Changes in temperature and rainfall are also threatening the future of cocoa. While predictions published last year by the National Oceanic and Atmospheric Administration said that cocoa could be nearly extinct by 2050, Kira A. Borden, a scientist at the University of British Columbia, says that these judgements are based on the status quo, without taking into account what could happen under different management conditions, such as agroforestry, which can dramatically improve sustainability of the crop in monumental proportions.

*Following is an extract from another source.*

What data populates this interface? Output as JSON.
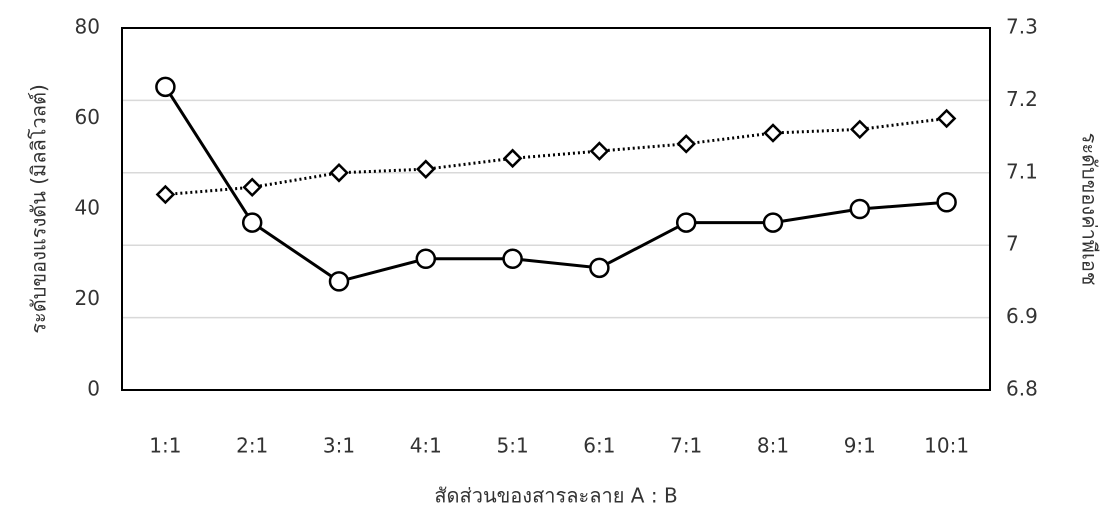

In her research on cocoa in Ghana – which, together with Côte d’Ivoire, produces half of the world’s chocolate supply – Borden took individual root samples of plants to learn how the trees were working with cocoa plants. She compared sites in optimal and suboptimal precipitation conditions, sandy and loam soils, and under full sun or shade. In order to determine what was working and what wasn’t, she and her team manually excavated lateral root systems, looking at the responsiveness to water and nutrients.
They found that in different environments, cocoa plants of the same variety and age were acquiring their needed food and water in different ways. Shade, interestingly, only had an impact in suboptimal environments.
In Côte d’Ivoire, ICRAF scientist Aster Gebrekirstos has been examining why and how a certain disease – cocoa swollen shoot virus disease (CSSVD) – in conjunction with climate change has been affecting production. Through looking at the growth histories of trees with and without symptoms of the virus, she is mapping out how climate change and stressful events such as CCSVD affect different cocoa varieties.
“I found that cocoa is responding to climate variability, and trees have been attacked by multiple pathogens with differences in varieties and sites,” she said, noting that deforestation is further spurring problems and that agroforestry can help ecological conditions be more sustainable. “The study is ongoing, but soon we will recommend which cocoa variety to grow where.”
This is all to say that agroforestry is not as simple as just plant trees. The level of specificity needed for tree incorporation to work well is high, with water, soil and biodiversity conditions all coming into play, as well as the skill level and know-how of farmers to care for a variety of species on their lands.
To this end, in 2017, a map was published depicting which tree species could survive and thrive in different areas across Central America. Roeland Kindt, a senior ecologist at World Agroforestry (ICRAF) who published Suitability of Key Central American Agroforestry Species under Future Climates: an Atlas, is now working on a similar atlas for Africa, with an even higher level of detail. Using more than 25 different algorithms, he’s able to depict models of how to distribute more than 150 tree species across different landscapes. Juniperus procera, for instance, should only be planted in mountainous regions, he’s found.
The next step is to incorporate his findings with future climate projections, to map how species could and should be distributed in the future. The second phase of the atlas will be verified for accuracy by experienced botanists, but he notes that as the climate changes, the atlas will have to, too. “It’s a bit my dream that this will become an interactive project,” he says, hoping that it will be continually updated with the help of citizens and scientists to keep foods, from cereal to spirits, alive and well.